When I was 19, I moved from a damp bedsit in Bournemouth and life on the dole, to Oxford, to start my art education. I instantly fell in love with the town and greedily drank it all in - sketching in the Ashmolean, discovering real ale, exploring the lovely shops in Little Clarendon Street that I couldn’t afford - yet. Because naturally, I dreamt that I would one day be a well known artist, maybe living in a nice house in the Jericho area, with a studio and well able to afford little luxuries. Back then, there was a dedicated shop on ‘The High’ for Frank Coopers jams and marmalades. I can still remember venturing up the steps and through the slim pilasters that framed the arched doorway,  feeling very daring and buying my first jar of proper thick cut Oxford Marmalade, a real indulgence on my meagre income. 
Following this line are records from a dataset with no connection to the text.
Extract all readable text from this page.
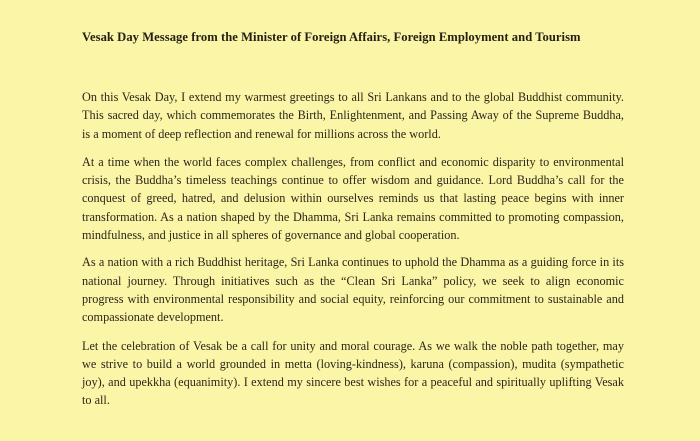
Vesak Day Message from the Minister of Foreign Affairs, Foreign Employment and Tourism

On this Vesak Day, I extend my warmest greetings to all Sri Lankans and to the global Buddhist community. This sacred day, which commemorates the Birth, Enlightenment, and Passing Away of the Supreme Buddha, is a moment of deep reflection and renewal for millions across the world.

At a time when the world faces complex challenges, from conflict and economic disparity to environmental crisis, the Buddha’s timeless teachings continue to offer wisdom and guidance. Lord Buddha’s call for the conquest of greed, hatred, and delusion within ourselves reminds us that lasting peace begins with inner transformation. As a nation shaped by the Dhamma, Sri Lanka remains committed to promoting compassion, mindfulness, and justice in all spheres of governance and global cooperation.

As a nation with a rich Buddhist heritage, Sri Lanka continues to uphold the Dhamma as a guiding force in its national journey. Through initiatives such as the “Clean Sri Lanka” policy, we seek to align economic progress with environmental responsibility and social equity, reinforcing our commitment to sustainable and compassionate development.

Let the celebration of Vesak be a call for unity and moral courage. As we walk the noble path together, may we strive to build a world grounded in metta (loving-kindness), karuna (compassion), mudita (sympathetic joy), and upekkha (equanimity). I extend my sincere best wishes for a peaceful and spiritually uplifting Vesak to all.
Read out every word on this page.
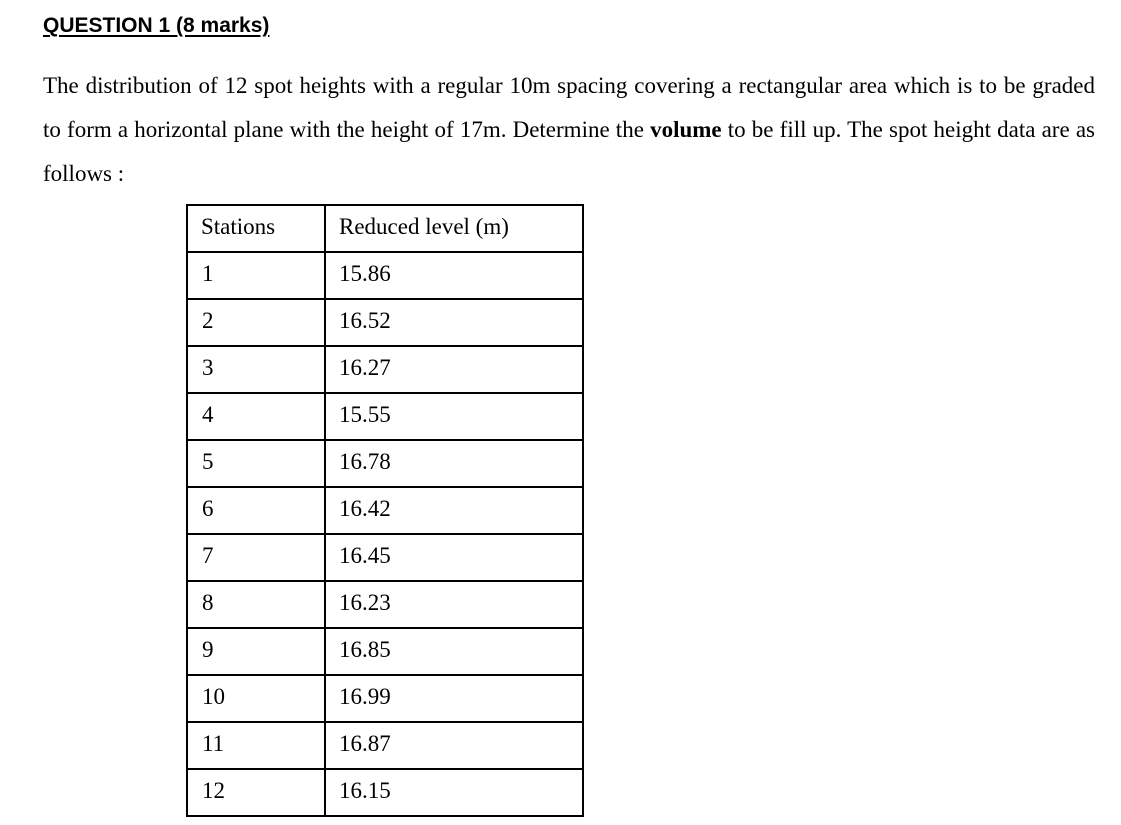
QUESTION 1 (8 marks)

The distribution of 12 spot heights with a regular 10m spacing covering a rectangular area which is to be graded to form a horizontal plane with the height of 17m. Determine the volume to be fill up. The spot height data are as follows :

Stations	Reduced level (m)
1	15.86
2	16.52
3	16.27
4	15.55
5	16.78
6	16.42
7	16.45
8	16.23
9	16.85
10	16.99
11	16.87
12	16.15
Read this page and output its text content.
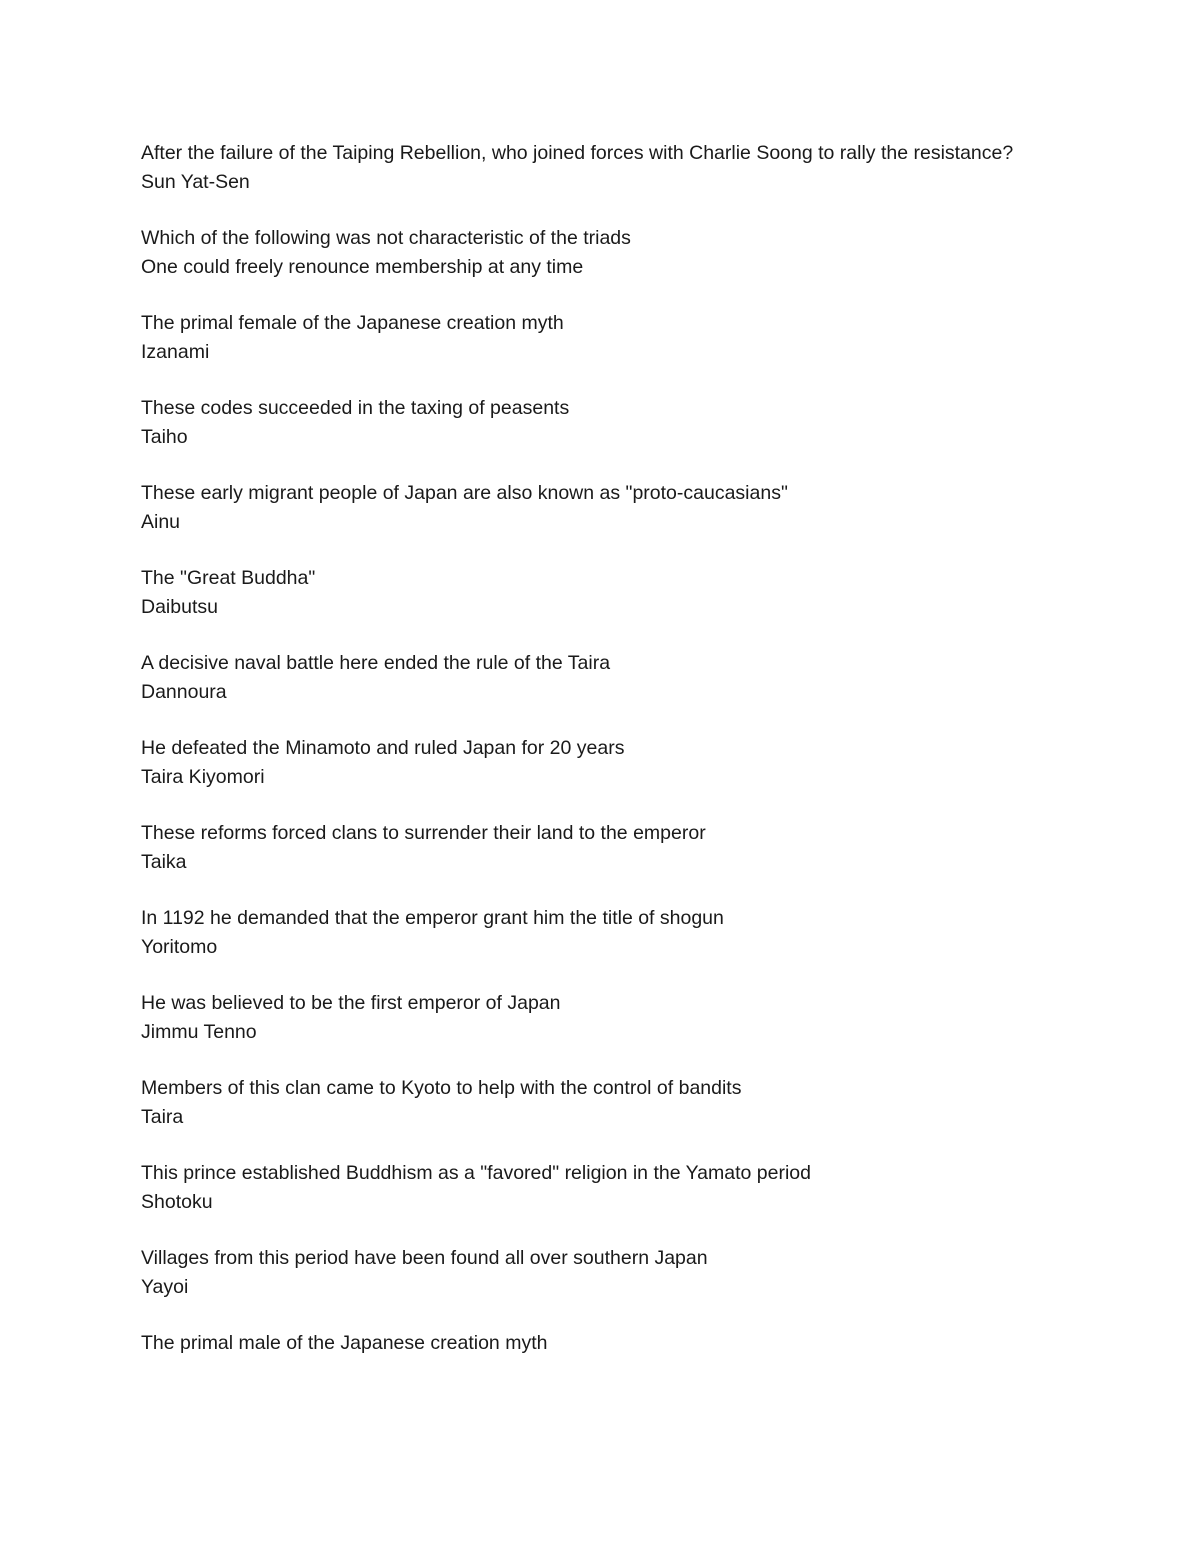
After the failure of the Taiping Rebellion, who joined forces with Charlie Soong to rally the resistance?

Sun Yat-Sen

Which of the following was not characteristic of the triads

One could freely renounce membership at any time

The primal female of the Japanese creation myth

Izanami

These codes succeeded in the taxing of peasents

Taiho

These early migrant people of Japan are also known as "proto-caucasians"

Ainu

The "Great Buddha"

Daibutsu

A decisive naval battle here ended the rule of the Taira

Dannoura

He defeated the Minamoto and ruled Japan for 20 years

Taira Kiyomori

These reforms forced clans to surrender their land to the emperor

Taika

In 1192 he demanded that the emperor grant him the title of shogun

Yoritomo

He was believed to be the first emperor of Japan

Jimmu Tenno

Members of this clan came to Kyoto to help with the control of bandits

Taira

This prince established Buddhism as a "favored" religion in the Yamato period

Shotoku

Villages from this period have been found all over southern Japan

Yayoi

The primal male of the Japanese creation myth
It was handed over in a fittingly nice white paper bag with a drawing of the shop on both sides and soft string handles. I still have that bag, as I used it to keep Christmas decorations in, although it is of course, older and very worn now - rather like myself. 

The Oxford shop on the High Street shut many years ago and became an antiques centre, which is still there now. But I never lost my early love of the dark, bittersweet - almost sour - flavour of proper marmalade and every time I  taste it, I am momentarily a 20 year old art student again, hungry for artistic fame and wanting to eat the world. So long as it is spread with Oxford Marmalade.